My first challenge was to decide whether I would use Scrivener for starting a totally new project or for working on an ongoing one. I spent a few days thinking about this during which time I made a few false starts on Scrivener. At times, I felt it might be far better to start from scratch. But then I thought to myself, “God, you have already keyed in more than 50,000 words of your ongoing project. Why the heck would you want to do all of it all over again? Sure, there would be changes but you are unlikely to rewrite the entire project.” Tip: It is perfectly alright to use Scrivener to edit your ongoing project. Having read somewhere that Scrivener can be used as profitably for editing ongoing projects, I took a deep breath and “imported” 50,000 + words of my NaNoNovel for 2013, ” Obedience Unto Death” which I am currently in the process of editing. The process of importing itself went through pretty smoothly.
This brings me to my next suggestion. Tip : please import the latest version of your ongoing project. Working on multiple writing projects could leave you with innumerable versions of different projects. This certainly happens to me. Don’t by mistake import one version of your project only to realize after importing it to Scrivener and working on it for sometime that you have a more current version lying elsewhere.
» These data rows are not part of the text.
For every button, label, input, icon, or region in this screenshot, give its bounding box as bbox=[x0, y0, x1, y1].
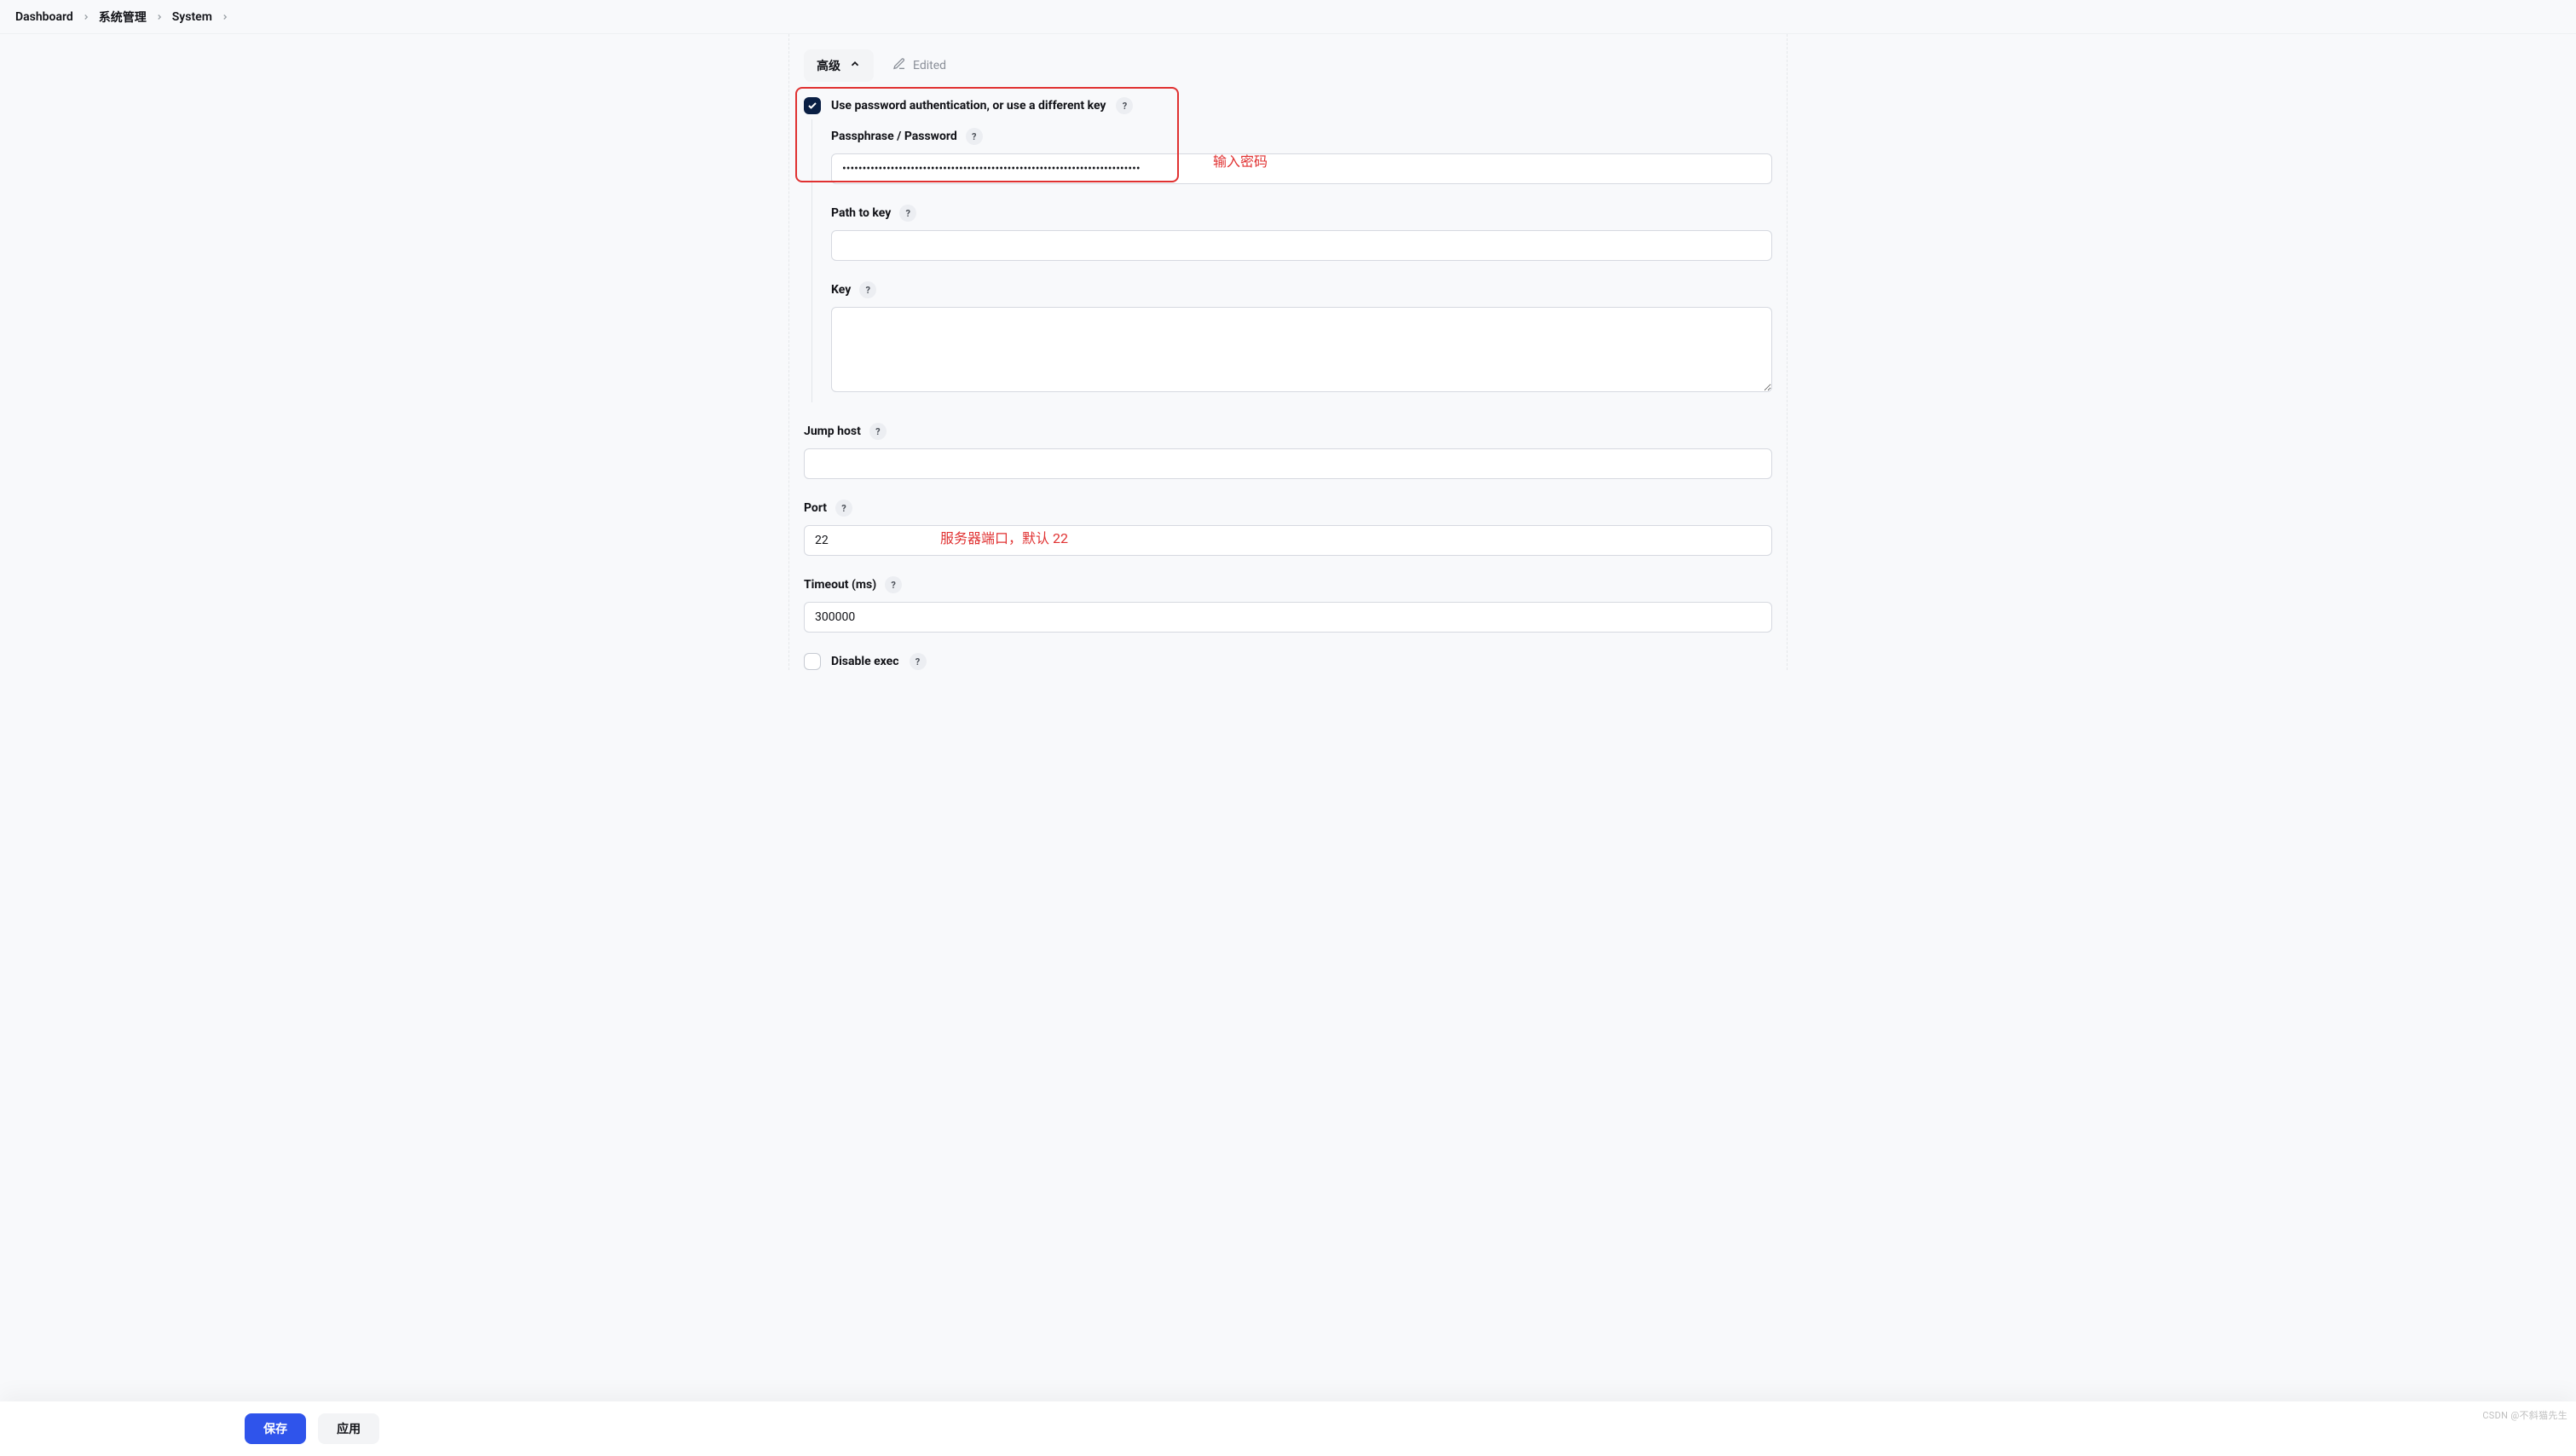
help-icon[interactable]: ? bbox=[1116, 97, 1133, 114]
edited-label: Edited bbox=[913, 59, 946, 72]
breadcrumb-item-system-admin[interactable]: 系统管理 bbox=[99, 9, 147, 26]
help-icon[interactable]: ? bbox=[835, 500, 852, 517]
apply-button[interactable]: 应用 bbox=[318, 1413, 379, 1444]
edited-indicator: Edited bbox=[892, 57, 946, 74]
help-icon[interactable]: ? bbox=[885, 576, 902, 593]
timeout-field[interactable] bbox=[804, 602, 1772, 633]
advanced-section-label: 高级 bbox=[817, 57, 840, 74]
path-to-key-field[interactable] bbox=[831, 230, 1772, 261]
disable-exec-label: Disable exec bbox=[831, 655, 899, 668]
disable-exec-checkbox[interactable] bbox=[804, 653, 821, 670]
breadcrumb: Dashboard 系统管理 System bbox=[0, 0, 2576, 34]
save-button[interactable]: 保存 bbox=[245, 1413, 306, 1444]
help-icon[interactable]: ? bbox=[859, 281, 876, 298]
use-password-auth-checkbox[interactable] bbox=[804, 97, 821, 114]
passphrase-field[interactable] bbox=[831, 153, 1772, 184]
pencil-icon bbox=[892, 57, 906, 74]
use-password-auth-label: Use password authentication, or use a di… bbox=[831, 99, 1106, 113]
help-icon[interactable]: ? bbox=[869, 423, 887, 440]
port-field[interactable] bbox=[804, 525, 1772, 556]
chevron-up-icon bbox=[849, 58, 861, 73]
passphrase-label: Passphrase / Password bbox=[831, 130, 957, 143]
jump-host-label: Jump host bbox=[804, 425, 861, 438]
timeout-label: Timeout (ms) bbox=[804, 578, 876, 592]
jump-host-field[interactable] bbox=[804, 448, 1772, 479]
key-label: Key bbox=[831, 283, 851, 297]
chevron-right-icon bbox=[82, 13, 90, 21]
chevron-right-icon bbox=[155, 13, 164, 21]
path-to-key-label: Path to key bbox=[831, 206, 891, 220]
help-icon[interactable]: ? bbox=[910, 653, 927, 670]
help-icon[interactable]: ? bbox=[899, 205, 916, 222]
breadcrumb-item-system[interactable]: System bbox=[172, 10, 212, 24]
key-field[interactable] bbox=[831, 307, 1772, 392]
advanced-section-toggle[interactable]: 高级 bbox=[804, 49, 874, 82]
footer-action-bar: 保存 应用 bbox=[0, 1401, 2576, 1456]
breadcrumb-item-dashboard[interactable]: Dashboard bbox=[15, 10, 73, 24]
help-icon[interactable]: ? bbox=[966, 128, 983, 145]
port-label: Port bbox=[804, 501, 827, 515]
chevron-right-icon bbox=[221, 13, 229, 21]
I must say the Scrivener Manual and the Interactive Tutorial was really educative but I realised that there was no point in reading and re-reading it without , in a manner of speaking, taking the plunge. I therefore dived headlong into the process of editing my ongoing project, without reading everything I could about Scrivener. Tip: There is a host of material out there and you could get swamped in them and drown. Besides, I caught on thanks to my readings that most authors use only a fraction of Scrivener’s awesome capabilities. I understood it was perfectly ok to learn on the job, instead of trying to master features I might not use for a long time to come. I reminded myself that I was a writer of fiction and not a developer of a software program to aid writers.
The videos provided by Scrivener were of much use. Tip: I would suggest you see the basic ones before you start using Scrivener.
Initially I found it difficult to work with “Chapters” and “Scenes” until I understood that the beauty of Scrivener lay in it providing you the scope to write bits of the story which could come in just about anywhere: at the beginning, in the middle or at the end. Once this sank in, I felt a whole lot better as till then I was used to seeing my output chronologically arranged for the most part in a Word document. I also realised that the Corkboard did wonders in moving data from one place to another. This was a major feature I was looking for, as explained in my last post. Tip: Use Corkboard to visually capture the sequence of the story. Making changes was far easier than I had imagined. I felt a thrill when I moved a card on the Corkboard from one place to another and found the material had been re-arranged in the Manuscript as well.
As you can see, I am “learning on the job.” More later, about how I fare. If you haven’t made up your mind to buy Scrivener, I would suggest you should seriously consider it. If I see the gains so soon, imagine what it could do for you as a writer.